Gli sprechi Rai si possono tagliare

In Rai si fanno i conti. In tutti i sensi. A Carlo Conti è stato affidato il comando della trasmissione del venerdì “Si può fare” con in giuria Pippo Baudo. Un format israeliano che mette in campo sfide di abilità tra vip. La giuria è una mania ormai, la trovi dappertutto. Conti è baciato dal successo come Maria de Filippi con “Amici”, che ha in giuria Gerry Scotti, Sabrina Ferilli e Luca Argentero o come “Nonno Libero”, alias Lino Banfi. Conti guiderà il “Festival di Sanremo” al posto di Fabio Fazio, che non si fa sfuggire l’occasione d’intervistare l’attrice-scrittrice Carla Signoris, moglie di Maurizio Crozza.
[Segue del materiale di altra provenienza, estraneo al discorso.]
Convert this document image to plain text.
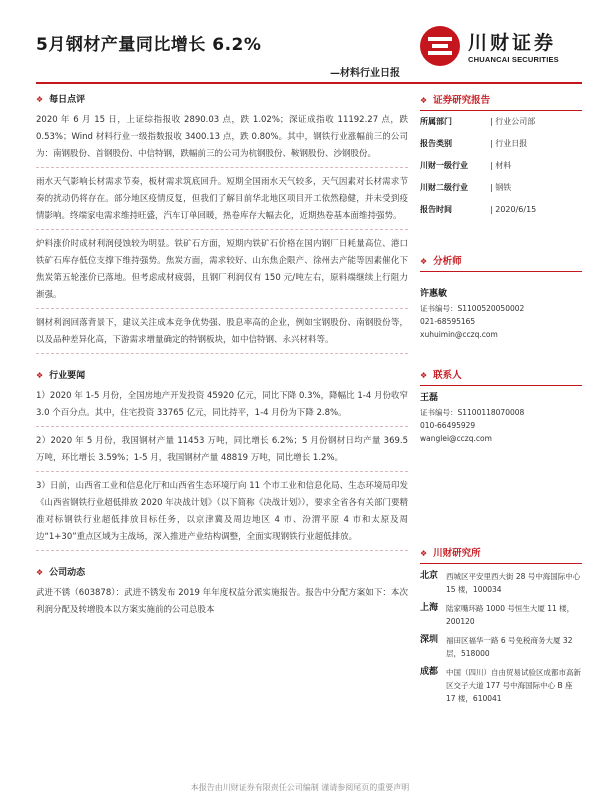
5月钢材产量同比增长 6.2%
—材料行业日报
川财证券
CHUANCAI SECURITIES
❖ 每日点评
2020 年 6 月 15 日，上证综指报收 2890.03 点，跌 1.02%；深证成指收 11192.27 点，跌 0.53%；Wind 材料行业一级指数报收 3400.13 点，跌 0.80%。其中，钢铁行业涨幅前三的公司为：南钢股份、首钢股份、中信特钢，跌幅前三的公司为杭钢股份、鞍钢股份、沙钢股份。
雨水天气影响长材需求节奏，板材需求筑底回升。短期全国雨水天气较多，天气因素对长材需求节奏的扰动仍将存在。部分地区疫情反复，但我们了解目前华北地区项目开工依然稳健，并未受到疫情影响。终端家电需求维持旺盛，汽车订单回暖，热卷库存大幅去化，近期热卷基本面维持强势。
炉料涨价时成材利润侵蚀较为明显。铁矿石方面，短期内铁矿石价格在国内钢厂日耗量高位、港口铁矿石库存低位支撑下维持强势。焦炭方面，需求较好、山东焦企限产、徐州去产能等因素催化下焦炭第五轮涨价已落地。但考虑成材疲弱，且钢厂利润仅有 150 元/吨左右，原料端继续上行阻力渐强。
钢材利润回落背景下，建议关注成本竞争优势强、股息率高的企业，例如宝钢股份、南钢股份等，以及品种差异化高，下游需求增量确定的特钢板块，如中信特钢、永兴材料等。
❖ 行业要闻
1）2020 年 1-5 月份，全国房地产开发投资 45920 亿元，同比下降 0.3%，降幅比 1-4 月份收窄 3.0 个百分点。其中，住宅投资 33765 亿元，同比持平，1-4 月份为下降 2.8%。
2）2020 年 5 月份，我国钢材产量 11453 万吨，同比增长 6.2%；5 月份钢材日均产量 369.5 万吨，环比增长 3.59%；1-5 月，我国钢材产量 48819 万吨，同比增长 1.2%。
3）日前，山西省工业和信息化厅和山西省生态环境厅向 11 个市工业和信息化局、生态环境局印发《山西省钢铁行业超低排放 2020 年决战计划》（以下简称《决战计划》），要求全省各有关部门要精准对标钢铁行业超低排放目标任务，以京津冀及周边地区 4 市、汾渭平原 4 市和太原及周边“1+30”重点区域为主战场，深入推进产业结构调整，全面实现钢铁行业超低排放。
❖ 公司动态
武进不锈（603878）：武进不锈发布 2019 年年度权益分派实施报告。报告中分配方案如下：本次利润分配及转增股本以方案实施前的公司总股本
❖ 证券研究报告
所属部门	| 行业公司部
报告类别	| 行业日报
川财一级行业	| 材料
川财二级行业	| 钢铁
报告时间	| 2020/6/15
❖ 分析师
许惠敏
证书编号：S1100520050002
021-68595165
xuhuimin@cczq.com
❖ 联系人
王磊
证书编号：S1100118070008
010-66495929
wanglei@cczq.com
❖ 川财研究所
北京	西城区平安里西大街 28 号中海国际中心 15 楼，100034
上海	陆家嘴环路 1000 号恒生大厦 11 楼，200120
深圳	福田区福华一路 6 号免税商务大厦 32 层，518000
成都	中国（四川）自由贸易试验区成都市高新区交子大道 177 号中海国际中心 B 座 17 楼，610041
本报告由川财证券有限责任公司编制 谨请参阅尾页的重要声明
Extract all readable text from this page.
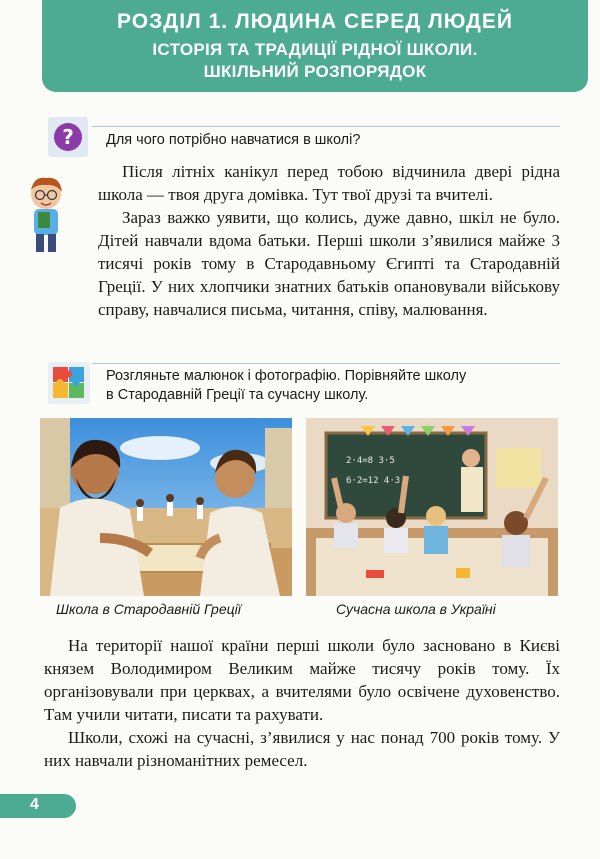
РОЗДІЛ 1. ЛЮДИНА СЕРЕД ЛЮДЕЙ
ІСТОРІЯ ТА ТРАДИЦІЇ РІДНОЇ ШКОЛИ.
ШКІЛЬНИЙ РОЗПОРЯДОК
?	Для чого потрібно навчатися в школі?

Після літніх канікул перед тобою відчинила двері рідна школа — твоя друга домівка. Тут твої друзі та вчителі.

Зараз важко уявити, що колись, дуже давно, шкіл не було. Дітей навчали вдома батьки. Перші школи з’явилися майже 3 тисячі років тому в Стародавньому Єгипті та Стародавній Греції. У них хлопчики знатних батьків опановували військову справу, навчалися письма, читання, співу, малювання.

Розгляньте малюнок і фотографію. Порівняйте школу
в Стародавній Греції та сучасну школу.
2·4=8 3·5
6·2=12 4·3
Школа в Стародавній Греції	Сучасна школа в Україні

На території нашої країни перші школи було засновано в Києві князем Володимиром Великим майже тисячу років тому. Їх організовували при церквах, а вчителями було освічене духовенство. Там учили читати, писати та рахувати.

Школи, схожі на сучасні, з’явилися у нас понад 700 років тому. У них навчали різноманітних ремесел.

4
Una volta lo slogan di viale Mazzini era “Di tutto, di più”. Ora ci si è messo il premier Matteo Renzi a chiedere 150 milioni di “spending review”. Si può fare quello che chiede il Presidente del Consiglio? Di fronte alle crescenti accuse di sprechi e di cattiva gestione, il consiglio di amministrazione ha deciso di adottare i limiti di stipendio previsti per le società pubbliche: 240mila euro lordi l’anno. Cosa accadrà in concreto? I dati aziendali dicono che almeno 43 dirigenti sarebbero colpiti dal taglio a partire dai 650mila euro del direttore generale, ai 366 della presidente Anna Maria Tarantola (superpensionata della Banca d’Italia), per toccare poi Augusto Minzolini (sopra i 500mila), l’ex direttore generale Lorenza Lei, l’attuale vice Antonio Marano e via di seguito. Come si arriva ai 150 milioni su cui insistono Renzi e il sottosegretario Antonello Giacomelli? Ci vuole un piano. Non quello industriale presentato da Luigi Gubitosi, che fa acqua da tutte le parti.

Affrontare il discorso per slogan come ha fatto l’ex sindaco di Firenze a “Ballarò” non porta lontano. Recuperare l’intollerabile evasione del canone non è soltanto una questione dell’azienda. È infatti il ministero del Tesoro che raccoglie i soldi dei contribuenti e poi ridistribuisce (una parte e con ritardo) alla Rai. Non è neppure risolutivo mettere in vendita quote di Raiway (ci aveva provato l’allora presidente Pd, Roberto Zaccaria), perché così si smantella quel sistema di torri che distribuiscono il segnale Rai su tutta la penisola, costruito faticosamente negli anni e che insieme alle teche costituisce un patrimonio vitale per l’azienda. C’è qualche soluzione allora per tagliare sprechi, riformare l’azienda e ridare al servizio pubblico la centralità perduta?

La possibilità c’è scegliendo quale dovrà essere la natura e la missione della Rai. La britannica BBC, così spesso richiamata, e la spagnola TVE vivono e operano senza pubblicità. In Francia TF1 un tempo pubblica è stata venduta ai privati e ora France Télévisions come le tedesche pubbliche ARD e ZDF non mandano in onda spot nelle ore di massimo ascolto. La Rai ha 13mila dipendenti, la BBC 21mila. Soltanto che quest’ultima ha un giro d’affari doppio di quello della Rai perché realizza programmi che vengono acquistati anche all’estero. La Rai no. Compera, appalta e manda in onda trasmissioni fatte da precari, case di produzione e post-produzione che si spartiscono una torta di miliardi.

La Guardia di finanza, su incarico della Procura di Roma, starebbe indagando su 33 società televisive legate ai programmi di viale Mazzini che deve riempire tutti i canali 24 su 24 ore pur avendo 190 giornalisti alla radio, 200 circa a Rainews post Mineo fusa con Televideo, 170 al Tg1, più un migliaio di precari tra “Porta a Porta”, “Ballarò” e altre trasmissioni (contratti da settembre a giugno). E i programmi? Invece di farli si comperano. Poi dopo i tagli agli stipendi si potrebbero ridurre gli ingaggi a non pochi conduttori-conduttrici.